The decision by MSCI Incorporated to consider dropping Nigeria from its Frontier Markets Index has put $500 million of stock investments in Africa’s biggest economy under threat, according to Renaissance Capital Limited.
The development comes amid a crumbling economy, which is struggling to survive forex, energy, and most recently, inflation challenges.
Investors following the index have $500 million staked in Nigeria, half what they would have if they were properly tracking the benchmark, and those holdings are “under threat” should MSCI exclude Nigeria, according to Charles Robertson, chief economist at Renaissance, a Moscow-based investment bank focused on developing markets.

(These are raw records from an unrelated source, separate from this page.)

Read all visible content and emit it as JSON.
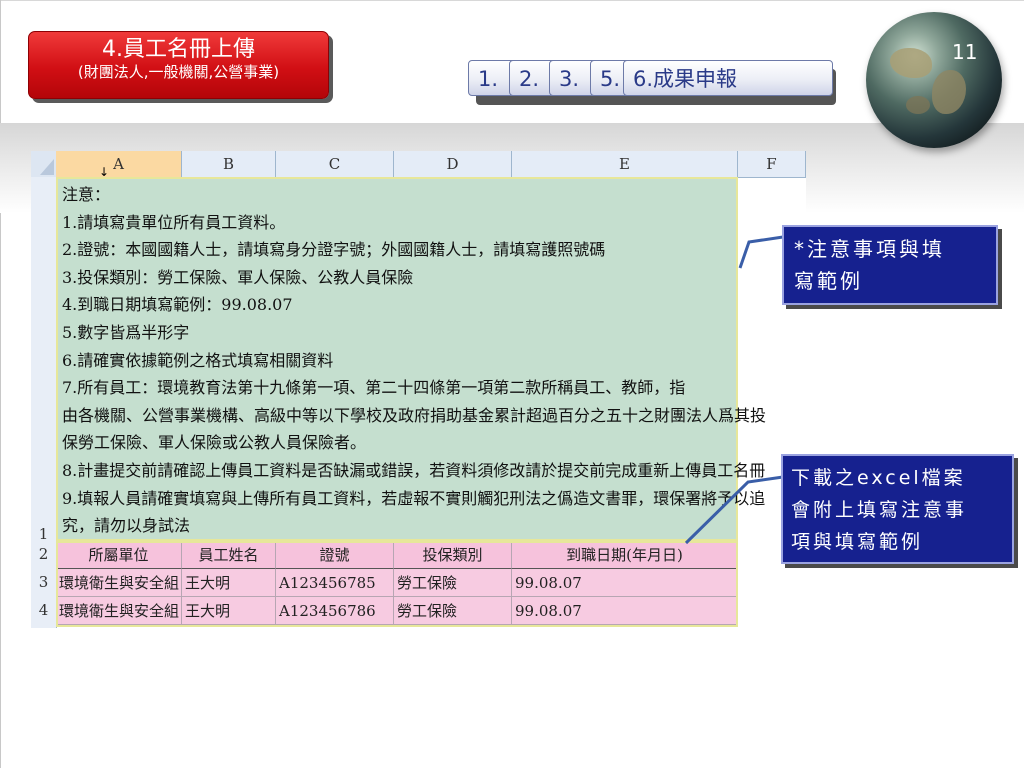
{
  "title_box": {
    "main": "4.員工名冊上傳",
    "sub": "(財團法人,一般機關,公營事業)"
  },
  "tabs": [
    {
      "label": "1.",
      "ghost": ""
    },
    {
      "label": "2.",
      "ghost": ""
    },
    {
      "label": "3.",
      "ghost": ""
    },
    {
      "label": "5.",
      "ghost": ""
    },
    {
      "label": "6.成果申報",
      "ghost": ""
    }
  ],
  "page_number": "11",
  "sheet": {
    "columns": [
      "A",
      "B",
      "C",
      "D",
      "E",
      "F"
    ],
    "row_numbers": [
      "1",
      "2",
      "3",
      "4"
    ],
    "notes": [
      "注意：",
      "1.請填寫貴單位所有員工資料。",
      "2.證號：本國國籍人士，請填寫身分證字號；外國國籍人士，請填寫護照號碼",
      "3.投保類別：勞工保險、軍人保險、公教人員保險",
      "4.到職日期填寫範例：99.08.07",
      "5.數字皆爲半形字",
      "6.請確實依據範例之格式填寫相關資料",
      "7.所有員工：環境教育法第十九條第一項、第二十四條第一項第二款所稱員工、教師，指",
      "由各機關、公營事業機構、高級中等以下學校及政府捐助基金累計超過百分之五十之財團法人爲其投",
      "保勞工保險、軍人保險或公教人員保險者。",
      "8.計畫提交前請確認上傳員工資料是否缺漏或錯誤，若資料須修改請於提交前完成重新上傳員工名冊",
      "9.填報人員請確實填寫與上傳所有員工資料，若虛報不實則觸犯刑法之僞造文書罪，環保署將予以追",
      "究，請勿以身試法"
    ],
    "headers": [
      "所屬單位",
      "員工姓名",
      "證號",
      "投保類別",
      "到職日期(年月日)"
    ],
    "rows": [
      [
        "環境衛生與安全組",
        "王大明",
        "A123456785",
        "勞工保險",
        "99.08.07"
      ],
      [
        "環境衛生與安全組",
        "王大明",
        "A123456786",
        "勞工保險",
        "99.08.07"
      ]
    ]
  },
  "callouts": {
    "notes_line1": "*注意事項與填",
    "notes_line2": "寫範例",
    "download_line1": "下載之excel檔案",
    "download_line2": "會附上填寫注意事",
    "download_line3": "項與填寫範例"
  },
  "colors": {
    "title_red": "#d10f14",
    "tab_text": "#2a3a88",
    "notes_green": "#c5dfcf",
    "table_pink": "#f7cbe1",
    "callout_blue": "#16218f",
    "connector": "#3a5ea8"
  },
  "icons": [
    "globe-icon",
    "down-arrow-icon",
    "select-all-corner-icon"
  ]
}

“The risk has become acute,” Robertson said in an e-mailed note. “Being excluded from such indexes creates a higher hurdle to attract future investments. Nigeria would have to become so attractive to foreign investors that they would make it an off-index investment.”
MSCI is reviewing Nigeria’s position because of foreign-exchange controls imposed by the central bank that have led to the “continuous deterioration of foeign-exchange market liquidity,” the company said in a statement on Thursday.
The company’s decision is expected to be formalised by April 29.
Nigeria’s central bank currency-trading restrictions, which President Muhammadu Buhari backs, are reported to have caused the country to be excluded from JPMorgan Chase & Co. and Barclays Plc local-currency emerging market bond indexes, tracked by hundreds of billions of dollars of funds.
In the last quarter of 2015, JPMorgan Chase & Co. excluded Nigeria from its local-currency emerging-market bond indexes tracked by more than $200 billion of funds, after restrictions on foreign-exchange transactions prompted investor concerns about a shortage of liquidity.
At the end of trading last Friday, the Nigerian Stock Exchange All Share Index fell 0.1 to 25,328.07, a 0.16 percent drop, which further extends losses this year to 12 percent, taking the market capitalisation to $44.2 billion.
As noted in earlier reports by BusinessDay, falls in the stock market have been broad based, spilling into large, midcap and small cap stocks. Banks, which make up about 30 percent of the index, have been hard hit as investors dump financials on fears of spiralling bad loans.